George uttered an incoherent cry; and sections of him appeared to writhe. He was upon the verge of actual nausea.

“You know it!” Fanny cried, getting up. “You don't think I'd have spoken of it to you unless I was sure you knew it?” Her voice was wholly genuine, as it had been throughout the wretched interview: Fanny's sincerity was unquestionable. “George, I wouldn't have told you, if you didn't know. What other reason could you have for treating Eugene as you did, or for refusing to speak to them like that a while ago in the yard? Somebody must have told you?”

“Who told you?” he said.


“Who told you there was talk? Where is this talk? Where does it come from? Who does it?”

“Why, I suppose pretty much everybody,” she said. “I know it must be pretty general.”

“Who said so?”


George stepped close to her. “You say people don't speak to a person of gossip about that person's family. Well, how did you hear it, then? How did you get hold of it? Answer me!”

Fanny looked thoughtful. “Well, of course nobody not one's most intimate friends would speak to them about such things, and then only in the kindest, most considerate way.”

“Who's spoken of it to you in any way at all?” George demanded.

“Why—” Fanny hesitated.

“You answer me!”

“I hardly think it would be fair to give names.”

“Look here,” said George. “One of your most intimate friends is that mother of Charlie Johnson's, for instance. Has she ever mentioned this to you? You say everybody is talking. Is she one?”

“Oh, she may have intimated—”

“I'm asking you: Has she ever spoken of it to you?”

“She's a very kind, discreet woman, George; but she may have intimated—”

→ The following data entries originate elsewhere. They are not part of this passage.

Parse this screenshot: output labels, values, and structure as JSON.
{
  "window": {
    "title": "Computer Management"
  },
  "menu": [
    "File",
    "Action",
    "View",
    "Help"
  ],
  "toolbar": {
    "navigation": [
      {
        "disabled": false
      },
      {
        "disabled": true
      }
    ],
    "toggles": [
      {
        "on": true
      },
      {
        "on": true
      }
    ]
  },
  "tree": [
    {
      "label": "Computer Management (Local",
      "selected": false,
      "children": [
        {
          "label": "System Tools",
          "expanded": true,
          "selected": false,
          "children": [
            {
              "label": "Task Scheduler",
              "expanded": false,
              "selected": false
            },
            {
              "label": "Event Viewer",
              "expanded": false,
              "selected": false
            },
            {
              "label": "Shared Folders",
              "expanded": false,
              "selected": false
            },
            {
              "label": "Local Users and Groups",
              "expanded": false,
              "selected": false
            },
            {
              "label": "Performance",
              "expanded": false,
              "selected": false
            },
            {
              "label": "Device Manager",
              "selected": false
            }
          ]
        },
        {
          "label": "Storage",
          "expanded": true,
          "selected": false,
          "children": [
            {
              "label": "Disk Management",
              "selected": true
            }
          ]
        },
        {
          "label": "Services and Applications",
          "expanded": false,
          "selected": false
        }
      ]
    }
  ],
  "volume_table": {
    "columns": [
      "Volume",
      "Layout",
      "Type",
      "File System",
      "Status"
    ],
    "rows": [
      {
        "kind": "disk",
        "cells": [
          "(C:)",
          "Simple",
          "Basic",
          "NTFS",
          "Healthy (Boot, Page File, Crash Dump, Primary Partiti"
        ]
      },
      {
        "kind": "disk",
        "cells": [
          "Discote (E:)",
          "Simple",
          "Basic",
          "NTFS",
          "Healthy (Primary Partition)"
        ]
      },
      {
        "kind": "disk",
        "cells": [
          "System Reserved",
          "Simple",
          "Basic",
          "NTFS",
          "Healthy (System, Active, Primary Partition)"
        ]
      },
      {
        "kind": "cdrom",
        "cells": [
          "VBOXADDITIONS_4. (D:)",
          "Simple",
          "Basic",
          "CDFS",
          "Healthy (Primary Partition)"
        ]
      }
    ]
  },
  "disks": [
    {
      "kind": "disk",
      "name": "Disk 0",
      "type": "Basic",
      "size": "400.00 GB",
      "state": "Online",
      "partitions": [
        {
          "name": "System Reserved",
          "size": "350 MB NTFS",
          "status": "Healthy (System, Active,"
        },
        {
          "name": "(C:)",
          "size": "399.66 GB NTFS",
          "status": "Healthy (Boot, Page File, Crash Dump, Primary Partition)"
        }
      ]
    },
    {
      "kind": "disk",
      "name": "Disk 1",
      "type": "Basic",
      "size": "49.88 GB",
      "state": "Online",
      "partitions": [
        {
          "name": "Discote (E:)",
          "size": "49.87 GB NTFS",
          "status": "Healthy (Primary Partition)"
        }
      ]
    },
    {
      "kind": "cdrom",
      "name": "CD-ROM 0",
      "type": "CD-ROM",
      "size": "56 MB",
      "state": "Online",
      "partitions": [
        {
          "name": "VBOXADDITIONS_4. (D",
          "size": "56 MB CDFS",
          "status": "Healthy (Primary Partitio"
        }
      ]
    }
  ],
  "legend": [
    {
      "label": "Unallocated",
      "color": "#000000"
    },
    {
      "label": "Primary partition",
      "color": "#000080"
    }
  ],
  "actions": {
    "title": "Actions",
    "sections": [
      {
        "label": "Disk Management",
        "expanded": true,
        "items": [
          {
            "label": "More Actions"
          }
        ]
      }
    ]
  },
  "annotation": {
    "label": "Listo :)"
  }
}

George had a sudden intuition, as there flickered into his mind the picture of a street-crossing and two absorbed ladies almost run down by a fast horse. “You and she have been talking about it to-day!” he cried. “You were talking about it with her not two hours ago. Do you deny it?”


“Do you deny it?”


“All right,” said George. “That's enough!”

She caught at his arm as he turned away. “What are you going to do, George?”

“I'll not talk about it, now,” he said heavily. “I think you've done a good deal for one day, Aunt Fanny!”

And Fanny, seeing the passion in his face, began to be alarmed. She tried to retain possession of the black velvet sleeve which her fingers had clutched, and he suffered her to do so, but used this leverage to urge her to the door. “George, you know I'm sorry for you, whether you care or not,” she whimpered. “I never in the world would have spoken of it, if I hadn't thought you knew all about it. I wouldn't have—”

But he had opened the door with his free hand. “Never mind!” he said, and she was obliged to pass out into the hall, the door closing quickly behind her.